Bob Wing has been a social justice organizer, political analyst and writer since 1968. He was the founding editor of ColorLines magazine and the newspaper War Times/Tiempo de Guerras.
Currently based in Durham, North Carolina, Wing is active in the Moral Mondays movement which addresses labor issues, immigration, women's rights, healthcare, prison reform, police brutality, environmental justice, voting access, LGBTQ rights, racial justice all as the intersecting struggles that they are.
Wing speaks and writes regularly about the role of the South in the movements for freedom and social justice. His piece, "The Battle Lines are Drawn in the South: Right-wing Neo-Secession or a Third Reconstruction?" went viral and provided a context for better understanding the Right's current offensive against Blacks and other people of color, women, LGBTQ communities, and immigrants as well as the gains won during the Civil Rights era.
A Chinese American, Wing was part of the first wave of Asian American activism in the late '60s.
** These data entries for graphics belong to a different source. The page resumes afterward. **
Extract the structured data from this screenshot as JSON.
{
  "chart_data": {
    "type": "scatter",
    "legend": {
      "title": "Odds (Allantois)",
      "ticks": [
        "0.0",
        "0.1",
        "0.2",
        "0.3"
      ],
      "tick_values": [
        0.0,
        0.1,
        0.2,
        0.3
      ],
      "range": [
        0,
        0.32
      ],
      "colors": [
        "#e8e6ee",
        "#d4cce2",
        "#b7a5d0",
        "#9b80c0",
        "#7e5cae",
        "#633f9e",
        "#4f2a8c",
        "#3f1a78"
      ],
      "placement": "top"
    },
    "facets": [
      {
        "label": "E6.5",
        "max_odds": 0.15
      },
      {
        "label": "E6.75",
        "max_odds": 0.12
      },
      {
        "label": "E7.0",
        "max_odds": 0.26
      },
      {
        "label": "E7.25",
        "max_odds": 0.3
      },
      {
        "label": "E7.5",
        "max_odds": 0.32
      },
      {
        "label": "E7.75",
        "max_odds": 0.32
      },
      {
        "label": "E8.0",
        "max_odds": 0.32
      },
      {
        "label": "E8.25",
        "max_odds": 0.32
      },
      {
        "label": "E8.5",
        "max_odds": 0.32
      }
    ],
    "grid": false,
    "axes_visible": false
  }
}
In 1969, he participated in the Third World Strike that led to the formation of Ethnic Studies at the University of California, Berkeley. He later taught in that department and briefly chaired the Asian American Studies program.
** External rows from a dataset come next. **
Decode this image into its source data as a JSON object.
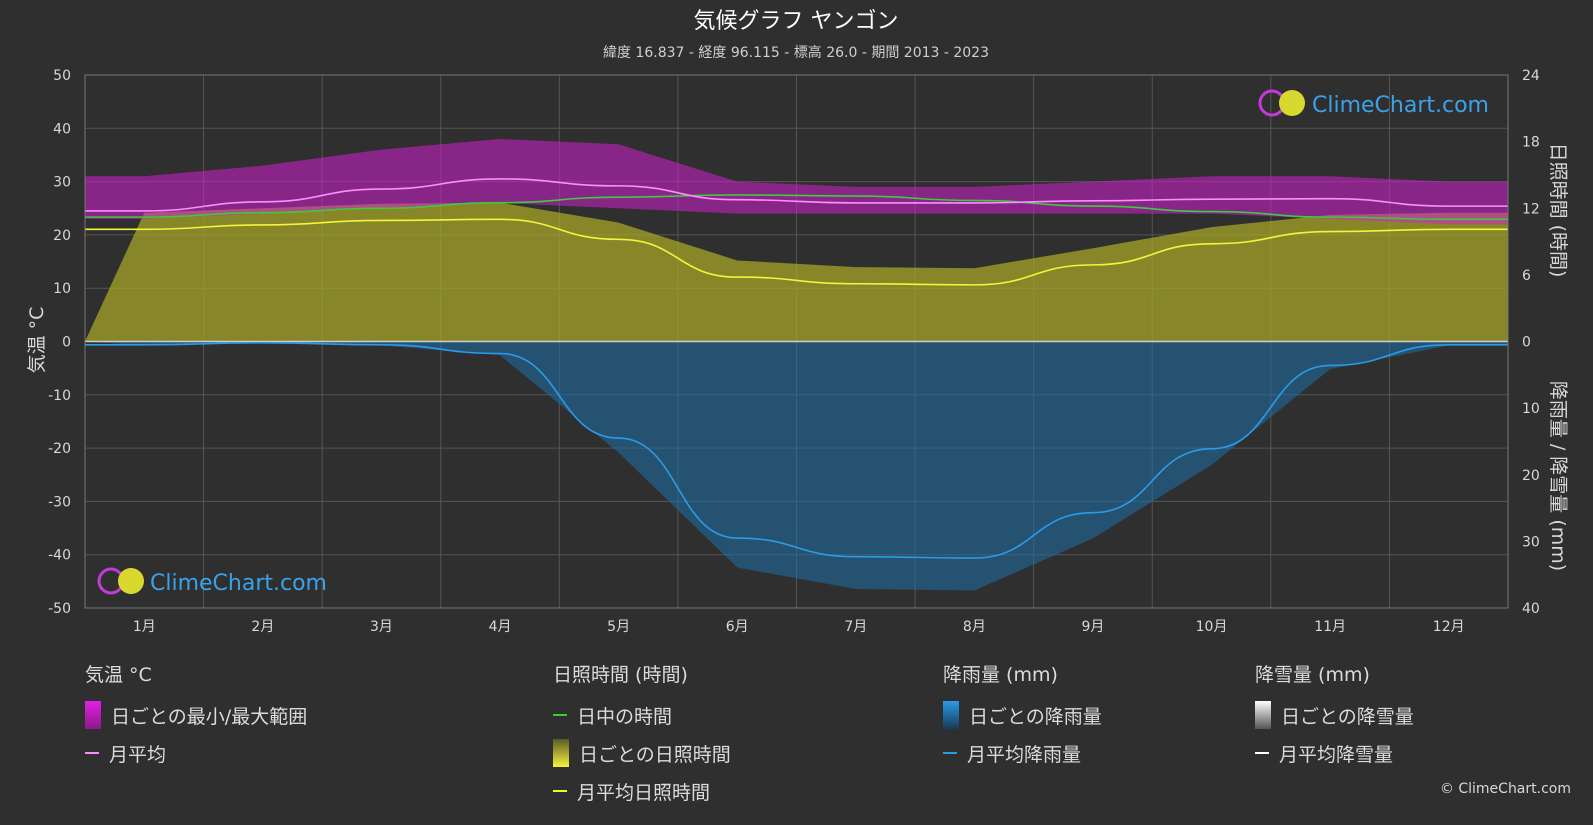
{
  "header": {
    "title": "気候グラフ ヤンゴン",
    "subtitle": "緯度 16.837 - 経度 96.115 - 標高 26.0 - 期間 2013 - 2023"
  },
  "axes": {
    "left_label": "気温 °C",
    "right_top_label": "日照時間 (時間)",
    "right_bottom_label": "降雨量 / 降雪量 (mm)",
    "left_ticks": [
      "50",
      "40",
      "30",
      "20",
      "10",
      "0",
      "-10",
      "-20",
      "-30",
      "-40",
      "-50"
    ],
    "right_top_ticks": [
      "24",
      "18",
      "12",
      "6",
      "0"
    ],
    "right_bottom_ticks": [
      "10",
      "20",
      "30",
      "40"
    ]
  },
  "brand": {
    "logo_text": "ClimeChart.com",
    "copyright": "© ClimeChart.com"
  },
  "legend": {
    "temp": {
      "title": "気温 °C",
      "range": "日ごとの最小/最大範囲",
      "avg": "月平均"
    },
    "sun": {
      "title": "日照時間 (時間)",
      "daylight": "日中の時間",
      "daily": "日ごとの日照時間",
      "avg": "月平均日照時間"
    },
    "rain": {
      "title": "降雨量 (mm)",
      "daily": "日ごとの降雨量",
      "avg": "月平均降雨量"
    },
    "snow": {
      "title": "降雪量 (mm)",
      "daily": "日ごとの降雪量",
      "avg": "月平均降雪量"
    }
  },
  "colors": {
    "temp_range": "#d21fd2",
    "temp_avg": "#ff8cff",
    "daylight": "#3ccc3c",
    "sunshine_fill": "#a5a52a",
    "sunshine_avg": "#f4f43a",
    "rain_fill": "#1f6fa8",
    "rain_avg": "#2a9be8",
    "snow_avg": "#ffffff"
  },
  "chart_data": {
    "type": "line",
    "categories": [
      "1月",
      "2月",
      "3月",
      "4月",
      "5月",
      "6月",
      "7月",
      "8月",
      "9月",
      "10月",
      "11月",
      "12月"
    ],
    "ylim": [
      -50,
      50
    ],
    "y2_sun_lim": [
      0,
      24
    ],
    "y2_rain_lim": [
      0,
      40
    ],
    "series": [
      {
        "name": "日ごとの最小/最大範囲",
        "axis": "temp",
        "min": [
          23,
          24,
          25,
          26,
          25,
          24,
          24,
          24,
          24,
          24,
          23,
          22
        ],
        "max": [
          31,
          33,
          36,
          38,
          37,
          30,
          29,
          29,
          30,
          31,
          31,
          30
        ]
      },
      {
        "name": "月平均",
        "axis": "temp",
        "values": [
          24.5,
          26.2,
          28.6,
          30.5,
          29.2,
          26.6,
          26.0,
          26.0,
          26.4,
          26.7,
          26.8,
          25.4
        ]
      },
      {
        "name": "日中の時間",
        "axis": "sun",
        "values": [
          11.2,
          11.6,
          12.0,
          12.5,
          13.0,
          13.2,
          13.1,
          12.7,
          12.2,
          11.7,
          11.2,
          11.0
        ]
      },
      {
        "name": "月平均日照時間",
        "axis": "sun",
        "values": [
          10.1,
          10.5,
          10.9,
          11.0,
          9.2,
          5.8,
          5.2,
          5.1,
          6.9,
          8.8,
          9.9,
          10.1
        ]
      },
      {
        "name": "月平均降雨量",
        "axis": "rain",
        "values": [
          0.5,
          0.2,
          0.5,
          1.8,
          14.5,
          29.5,
          32.3,
          32.5,
          25.7,
          16.1,
          3.6,
          0.5
        ]
      },
      {
        "name": "月平均降雪量",
        "axis": "rain",
        "values": [
          0,
          0,
          0,
          0,
          0,
          0,
          0,
          0,
          0,
          0,
          0,
          0
        ]
      }
    ]
  }
}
Over the years, he has been immersed in many intense and conscious efforts to theorize and to build multi-racial unity and to connect issues of war, racism and politics. Wing has helped start and lead such groups as the massive antiwar coalition United for Peace and Justice, Third World Coalition Against the Vietnam War, the National Committee to Overturn the Bakke Decision, the National Anti-Racist Organizing Committee and others. Wing previously worked as director of strategic projects for Community Coalition in South Central Los Angeles where he also worked with InnerCity Struggle, the East LA Community Corporation, Liberty Hill Foundation and others.
Wing has published extensively on issues of racial formation and racial justice, Iraq and the "war on terrorism," elections, Asian American history and the Asian American movement, Mexico, Palestine, sports, and the history of his family's six generations in the U.S.
Some of his other essays include: ôRace, Obama and the 2008 Election," "The Structure of White Supremacy and Election 2000 and 2004," "The Color of Abu Ghraib," "War, Racism and United Fronts in the Post 9/11 Era," "Crossing Race and Nationality: the Racial Formation of Asian Americans," "Educate to Liberate: Multiculturalism and the Struggle for Ethnic Studies," and "Hating Barry Bonds."